An official at Spain’s Economy Ministry in Madrid denied any delay to the banking-sector bailout as a result of talks with the European Commission, the EU’s executive arm. The initial payment hasn’t been requested because it wasn’t considered necessary, said the official, who asked not to be named in line with government policy.
An official at the commission in Brussels, and Madrid-based officials at Bankia and the Bank of Spain, declined to comment.
An alternative to Spain using its own money to bolster Bankia group is to wait for the first scheduled payments under the financial-sector bailout due in November, borrowing more from the ECB in the meantime, according to the people. Spain’s cash would only cover some of the 19 billion euros of capital the lender needs, so European money will still have to be used, one of the people said.
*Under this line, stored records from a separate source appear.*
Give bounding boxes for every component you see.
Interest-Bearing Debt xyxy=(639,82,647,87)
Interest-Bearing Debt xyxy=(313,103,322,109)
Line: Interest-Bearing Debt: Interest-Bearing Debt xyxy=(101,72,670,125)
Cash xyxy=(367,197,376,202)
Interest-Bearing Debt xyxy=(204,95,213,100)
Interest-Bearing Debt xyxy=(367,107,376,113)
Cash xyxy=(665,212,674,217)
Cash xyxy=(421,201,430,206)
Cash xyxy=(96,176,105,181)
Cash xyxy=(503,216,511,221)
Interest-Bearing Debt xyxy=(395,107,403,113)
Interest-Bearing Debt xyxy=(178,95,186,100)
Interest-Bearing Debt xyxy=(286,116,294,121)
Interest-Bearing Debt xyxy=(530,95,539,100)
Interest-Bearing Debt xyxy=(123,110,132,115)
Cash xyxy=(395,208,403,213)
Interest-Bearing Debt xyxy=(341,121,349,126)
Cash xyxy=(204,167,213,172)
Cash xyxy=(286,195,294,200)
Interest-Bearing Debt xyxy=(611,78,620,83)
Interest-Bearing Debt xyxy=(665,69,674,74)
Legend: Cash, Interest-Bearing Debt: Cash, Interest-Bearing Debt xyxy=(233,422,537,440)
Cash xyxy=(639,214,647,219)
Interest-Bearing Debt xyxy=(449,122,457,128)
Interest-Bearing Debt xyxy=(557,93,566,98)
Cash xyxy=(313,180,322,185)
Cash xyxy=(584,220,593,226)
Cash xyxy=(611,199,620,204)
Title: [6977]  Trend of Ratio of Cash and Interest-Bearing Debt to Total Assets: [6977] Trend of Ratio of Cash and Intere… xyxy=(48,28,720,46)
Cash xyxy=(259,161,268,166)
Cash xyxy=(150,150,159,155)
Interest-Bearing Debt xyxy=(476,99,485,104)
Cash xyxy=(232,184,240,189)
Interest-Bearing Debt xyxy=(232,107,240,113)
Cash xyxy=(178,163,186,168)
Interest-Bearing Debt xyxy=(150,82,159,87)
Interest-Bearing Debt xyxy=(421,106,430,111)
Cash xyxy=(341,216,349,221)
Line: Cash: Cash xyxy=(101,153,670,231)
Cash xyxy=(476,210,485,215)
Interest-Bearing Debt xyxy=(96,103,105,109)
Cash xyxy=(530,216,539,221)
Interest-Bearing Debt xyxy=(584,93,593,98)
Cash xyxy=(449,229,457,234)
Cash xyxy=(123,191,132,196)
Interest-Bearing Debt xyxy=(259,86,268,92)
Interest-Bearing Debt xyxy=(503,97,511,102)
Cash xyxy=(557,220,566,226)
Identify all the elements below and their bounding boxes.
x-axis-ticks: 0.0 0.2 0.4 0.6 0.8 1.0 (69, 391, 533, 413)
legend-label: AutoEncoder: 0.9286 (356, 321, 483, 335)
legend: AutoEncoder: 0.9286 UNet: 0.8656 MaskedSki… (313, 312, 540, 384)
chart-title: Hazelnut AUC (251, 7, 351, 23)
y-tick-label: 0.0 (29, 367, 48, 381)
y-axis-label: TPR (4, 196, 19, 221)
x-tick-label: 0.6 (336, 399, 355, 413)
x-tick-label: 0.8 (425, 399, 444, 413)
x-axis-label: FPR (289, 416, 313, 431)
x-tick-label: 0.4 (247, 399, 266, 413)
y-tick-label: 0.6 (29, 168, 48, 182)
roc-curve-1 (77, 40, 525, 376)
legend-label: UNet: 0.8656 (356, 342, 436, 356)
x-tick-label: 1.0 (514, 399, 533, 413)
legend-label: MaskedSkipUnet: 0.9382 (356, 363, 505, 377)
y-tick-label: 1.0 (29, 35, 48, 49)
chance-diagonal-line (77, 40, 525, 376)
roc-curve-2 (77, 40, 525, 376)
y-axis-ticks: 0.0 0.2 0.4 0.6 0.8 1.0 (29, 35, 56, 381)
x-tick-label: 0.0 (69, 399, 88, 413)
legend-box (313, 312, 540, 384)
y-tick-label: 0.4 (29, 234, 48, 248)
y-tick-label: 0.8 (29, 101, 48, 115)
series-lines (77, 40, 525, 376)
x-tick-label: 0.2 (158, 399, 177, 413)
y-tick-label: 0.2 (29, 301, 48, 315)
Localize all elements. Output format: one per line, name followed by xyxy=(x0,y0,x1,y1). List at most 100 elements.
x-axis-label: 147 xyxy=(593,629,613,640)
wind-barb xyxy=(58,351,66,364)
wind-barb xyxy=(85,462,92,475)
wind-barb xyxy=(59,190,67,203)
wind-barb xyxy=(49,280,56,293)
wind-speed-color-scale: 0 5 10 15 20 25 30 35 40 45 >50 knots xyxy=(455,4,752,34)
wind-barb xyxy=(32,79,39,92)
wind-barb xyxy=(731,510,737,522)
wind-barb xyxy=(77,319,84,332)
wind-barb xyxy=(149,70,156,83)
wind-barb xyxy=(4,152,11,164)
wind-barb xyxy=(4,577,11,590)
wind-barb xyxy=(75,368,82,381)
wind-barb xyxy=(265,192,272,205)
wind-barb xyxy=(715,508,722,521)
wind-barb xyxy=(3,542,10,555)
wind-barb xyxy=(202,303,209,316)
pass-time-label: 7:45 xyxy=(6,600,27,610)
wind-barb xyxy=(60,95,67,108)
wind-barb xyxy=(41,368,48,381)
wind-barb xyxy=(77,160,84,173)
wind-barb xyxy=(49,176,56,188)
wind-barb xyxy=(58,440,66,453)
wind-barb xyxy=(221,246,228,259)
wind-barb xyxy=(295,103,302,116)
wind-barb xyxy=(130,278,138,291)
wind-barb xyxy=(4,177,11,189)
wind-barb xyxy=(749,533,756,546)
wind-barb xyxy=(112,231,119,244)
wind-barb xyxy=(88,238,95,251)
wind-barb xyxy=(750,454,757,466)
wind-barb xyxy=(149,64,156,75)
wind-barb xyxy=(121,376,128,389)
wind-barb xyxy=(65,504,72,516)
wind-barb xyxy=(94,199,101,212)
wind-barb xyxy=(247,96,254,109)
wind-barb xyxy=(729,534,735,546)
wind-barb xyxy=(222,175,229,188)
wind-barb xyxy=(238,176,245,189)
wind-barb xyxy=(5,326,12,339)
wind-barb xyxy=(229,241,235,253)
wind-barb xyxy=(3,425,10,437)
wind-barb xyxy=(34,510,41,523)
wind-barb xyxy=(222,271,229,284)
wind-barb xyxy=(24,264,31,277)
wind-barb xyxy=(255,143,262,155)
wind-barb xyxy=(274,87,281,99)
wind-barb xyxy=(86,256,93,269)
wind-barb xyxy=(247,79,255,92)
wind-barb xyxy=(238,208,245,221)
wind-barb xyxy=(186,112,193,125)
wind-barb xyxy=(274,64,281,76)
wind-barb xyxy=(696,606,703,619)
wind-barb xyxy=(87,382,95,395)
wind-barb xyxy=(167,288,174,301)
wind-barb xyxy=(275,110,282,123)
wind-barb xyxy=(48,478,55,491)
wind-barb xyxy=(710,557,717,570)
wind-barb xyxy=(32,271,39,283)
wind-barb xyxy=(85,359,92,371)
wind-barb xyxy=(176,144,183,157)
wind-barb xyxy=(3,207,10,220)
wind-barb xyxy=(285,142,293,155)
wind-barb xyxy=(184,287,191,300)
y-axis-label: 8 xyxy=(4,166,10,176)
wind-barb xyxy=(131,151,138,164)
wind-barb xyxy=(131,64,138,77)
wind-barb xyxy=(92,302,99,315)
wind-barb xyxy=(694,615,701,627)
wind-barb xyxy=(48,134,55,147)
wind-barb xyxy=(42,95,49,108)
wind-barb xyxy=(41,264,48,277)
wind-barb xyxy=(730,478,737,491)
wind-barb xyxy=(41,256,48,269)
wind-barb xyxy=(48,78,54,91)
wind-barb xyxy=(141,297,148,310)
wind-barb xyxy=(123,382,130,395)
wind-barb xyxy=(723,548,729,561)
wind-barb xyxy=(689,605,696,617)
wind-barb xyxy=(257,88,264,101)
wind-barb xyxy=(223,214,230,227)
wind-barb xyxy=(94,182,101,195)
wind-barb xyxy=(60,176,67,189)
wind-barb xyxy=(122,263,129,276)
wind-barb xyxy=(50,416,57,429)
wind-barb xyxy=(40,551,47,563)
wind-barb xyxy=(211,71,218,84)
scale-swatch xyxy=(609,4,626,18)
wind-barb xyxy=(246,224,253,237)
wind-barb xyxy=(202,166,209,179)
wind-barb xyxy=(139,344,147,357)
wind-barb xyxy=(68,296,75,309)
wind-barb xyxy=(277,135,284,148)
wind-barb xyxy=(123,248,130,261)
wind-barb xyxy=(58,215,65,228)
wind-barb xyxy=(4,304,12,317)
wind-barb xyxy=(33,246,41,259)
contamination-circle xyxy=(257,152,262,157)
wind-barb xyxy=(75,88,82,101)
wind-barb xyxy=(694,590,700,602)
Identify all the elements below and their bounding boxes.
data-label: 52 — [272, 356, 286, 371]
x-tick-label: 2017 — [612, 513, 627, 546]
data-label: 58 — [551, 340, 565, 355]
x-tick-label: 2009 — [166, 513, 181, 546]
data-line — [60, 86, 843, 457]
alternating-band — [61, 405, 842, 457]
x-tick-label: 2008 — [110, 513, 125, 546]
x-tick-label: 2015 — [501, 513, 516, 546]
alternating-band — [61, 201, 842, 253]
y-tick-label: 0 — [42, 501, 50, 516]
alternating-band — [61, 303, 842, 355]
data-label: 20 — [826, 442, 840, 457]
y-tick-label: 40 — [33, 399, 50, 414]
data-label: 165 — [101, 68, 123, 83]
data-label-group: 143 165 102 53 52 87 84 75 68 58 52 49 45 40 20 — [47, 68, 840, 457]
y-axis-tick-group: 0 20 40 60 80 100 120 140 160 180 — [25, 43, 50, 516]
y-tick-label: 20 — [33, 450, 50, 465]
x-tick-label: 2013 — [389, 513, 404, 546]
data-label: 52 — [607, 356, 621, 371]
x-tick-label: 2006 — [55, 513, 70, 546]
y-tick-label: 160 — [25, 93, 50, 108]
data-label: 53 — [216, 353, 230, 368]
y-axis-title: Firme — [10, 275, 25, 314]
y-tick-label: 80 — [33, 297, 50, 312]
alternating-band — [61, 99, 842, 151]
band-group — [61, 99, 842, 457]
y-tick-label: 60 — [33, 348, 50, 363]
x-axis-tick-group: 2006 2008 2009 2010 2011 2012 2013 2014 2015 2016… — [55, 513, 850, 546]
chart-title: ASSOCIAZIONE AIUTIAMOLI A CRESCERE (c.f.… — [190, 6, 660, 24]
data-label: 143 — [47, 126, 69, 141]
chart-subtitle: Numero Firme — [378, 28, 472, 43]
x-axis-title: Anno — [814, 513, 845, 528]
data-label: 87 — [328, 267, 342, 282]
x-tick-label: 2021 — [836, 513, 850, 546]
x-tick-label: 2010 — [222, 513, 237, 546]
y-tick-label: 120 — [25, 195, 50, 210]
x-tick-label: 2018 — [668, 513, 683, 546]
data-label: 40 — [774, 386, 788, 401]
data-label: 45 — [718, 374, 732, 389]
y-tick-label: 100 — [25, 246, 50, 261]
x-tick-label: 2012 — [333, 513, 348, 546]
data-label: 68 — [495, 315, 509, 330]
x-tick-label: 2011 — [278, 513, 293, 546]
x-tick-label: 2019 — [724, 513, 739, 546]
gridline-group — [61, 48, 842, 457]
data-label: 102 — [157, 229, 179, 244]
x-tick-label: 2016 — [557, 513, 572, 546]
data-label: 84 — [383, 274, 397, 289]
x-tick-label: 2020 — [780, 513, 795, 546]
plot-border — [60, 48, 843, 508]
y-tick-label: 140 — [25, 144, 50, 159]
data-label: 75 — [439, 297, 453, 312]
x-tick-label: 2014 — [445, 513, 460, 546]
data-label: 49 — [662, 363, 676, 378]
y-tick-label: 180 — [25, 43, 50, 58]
So-called burden-sharing for holders of Bankia group junior debt is controversial because a large portion of the notes, known as preferred shares, are owned by retail customers. The securities will still have to take losses at some stage because it’s required by the terms of Spain’s agreement with the EU.
Bankia group, which is reporting results after today’s market close, was formed in 2010 from the merger of Spain’s troubled savings banks. It has more than 3 billion euros of preferred shares, mostly issued by Caja Madrid in 2009, which last traded on Aug. 24 at 36.45 percent of face value, according to the Bolsas y Mercados Espanoles SA stock exchange.
Concern over the fourth largest euro-region economy’s ability to fund the rescue of its banks and regional governments sent Spain’s 10-year bond yield surging to a record 7.751 percent on July 25. The rate increased 11 basis points, or 0.11 percentage point, today to 6.70 percent.